Однажды я вернулся из колледжа — а их, мамы и Снейпа, не было. И вернулся Снейп один. И долго сидел на кухне, до самого утра, а я не мог спать и ждал, скорчившись у стены. Он не сразу заметил меня, когда вышел; долго стоял ко мне спиной, и только когда я вскочил на ноги, он обернулся. От него пахло виски и потерей, и мне очень хотелось, чтобы он заорал. А он молчал.

У меня тогда в горле странно запершило, и я даже не назвал его сэром.

Я запретил ему рассказывать мне, что с ней случилось. Вернее, и не слушал — схватил кроссовки и сбежал, и долго шлялся по набережной, и выстуживал горло под мартовским лондонским ветром, и потом, конечно, заболел, а он на кой-то чёрт притащил мне уйму лекарств и велел лечиться.

Я не лечился назло — ему и себе. И кашлял, кашлял, кашлял; когда от кашля шумело в ушах, в моих висках переставала звенеть могильная тишина нашего всегда оживлённого дома.

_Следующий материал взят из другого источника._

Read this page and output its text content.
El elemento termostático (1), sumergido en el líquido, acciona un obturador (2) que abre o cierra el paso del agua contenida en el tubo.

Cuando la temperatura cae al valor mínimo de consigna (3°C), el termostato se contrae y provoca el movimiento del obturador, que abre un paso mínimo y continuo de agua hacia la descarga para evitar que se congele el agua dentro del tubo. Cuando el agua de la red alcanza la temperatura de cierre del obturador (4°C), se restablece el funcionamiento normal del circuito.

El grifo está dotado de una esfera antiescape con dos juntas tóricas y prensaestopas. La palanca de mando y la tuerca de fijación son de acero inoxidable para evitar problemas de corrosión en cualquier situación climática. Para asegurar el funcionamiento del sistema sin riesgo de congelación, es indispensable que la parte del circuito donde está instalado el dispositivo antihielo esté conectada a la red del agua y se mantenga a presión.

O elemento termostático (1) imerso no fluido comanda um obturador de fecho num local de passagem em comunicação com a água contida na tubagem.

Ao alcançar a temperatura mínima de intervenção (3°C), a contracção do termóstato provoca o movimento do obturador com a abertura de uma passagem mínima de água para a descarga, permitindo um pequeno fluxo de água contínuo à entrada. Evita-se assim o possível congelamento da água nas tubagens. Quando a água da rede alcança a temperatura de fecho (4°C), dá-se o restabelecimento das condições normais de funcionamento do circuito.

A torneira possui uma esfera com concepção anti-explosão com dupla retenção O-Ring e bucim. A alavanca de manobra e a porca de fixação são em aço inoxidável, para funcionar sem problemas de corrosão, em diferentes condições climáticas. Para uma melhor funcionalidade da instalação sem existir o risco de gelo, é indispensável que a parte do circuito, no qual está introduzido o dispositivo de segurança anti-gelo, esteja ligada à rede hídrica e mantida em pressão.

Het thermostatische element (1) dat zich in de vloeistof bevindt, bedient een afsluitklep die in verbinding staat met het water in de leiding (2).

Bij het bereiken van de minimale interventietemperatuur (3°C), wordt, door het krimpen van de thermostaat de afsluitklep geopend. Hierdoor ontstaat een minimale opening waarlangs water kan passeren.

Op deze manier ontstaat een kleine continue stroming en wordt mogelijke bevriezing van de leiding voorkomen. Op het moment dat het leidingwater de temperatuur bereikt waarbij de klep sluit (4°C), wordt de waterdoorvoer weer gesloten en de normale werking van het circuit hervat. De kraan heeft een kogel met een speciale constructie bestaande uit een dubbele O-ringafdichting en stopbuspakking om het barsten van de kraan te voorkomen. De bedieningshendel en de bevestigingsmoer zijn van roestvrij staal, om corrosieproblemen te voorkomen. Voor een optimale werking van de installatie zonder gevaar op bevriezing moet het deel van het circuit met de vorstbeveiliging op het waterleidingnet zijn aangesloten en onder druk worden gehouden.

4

На похороны я идти не собирался. Сказал ему: что мне там делать в чёрном костюме, а, профессор? То есть тогда мне казалось, что я это сказал, а на деле, наверное, промямлил, давясь сухими спазмами. Он ещё посмотрел на меня странно и тяжело, а потом отвернулся. И бросил: хорошо, не иди.

Замечательно, сказал я ему, и не пойду.

Теперь я, упакованный в строгий чёрный костюм, стою меж цветов и плит, и земля под ногами дрожит и крошится. И мне хочется спросить у него, у профессора, не сошёл ли я с ума, но он, наверное, скажет, что сошёл, а я не хочу этого слышать.

Острый локоть врезается в рёбра. Снейп на меня не смотрит, только кривит уголок рта и шипит мне: иди, иди, мальчик. И я иду — и только потом понимаю, что мне нужно сделать, и тошнота подступает к горлу, и я касаюсь губами холодного лба перед тем, как опустить цветы туда, где раньше был огромный живот, и отступаю. Не смотрю, не смотрю, не смотрю на её лицо.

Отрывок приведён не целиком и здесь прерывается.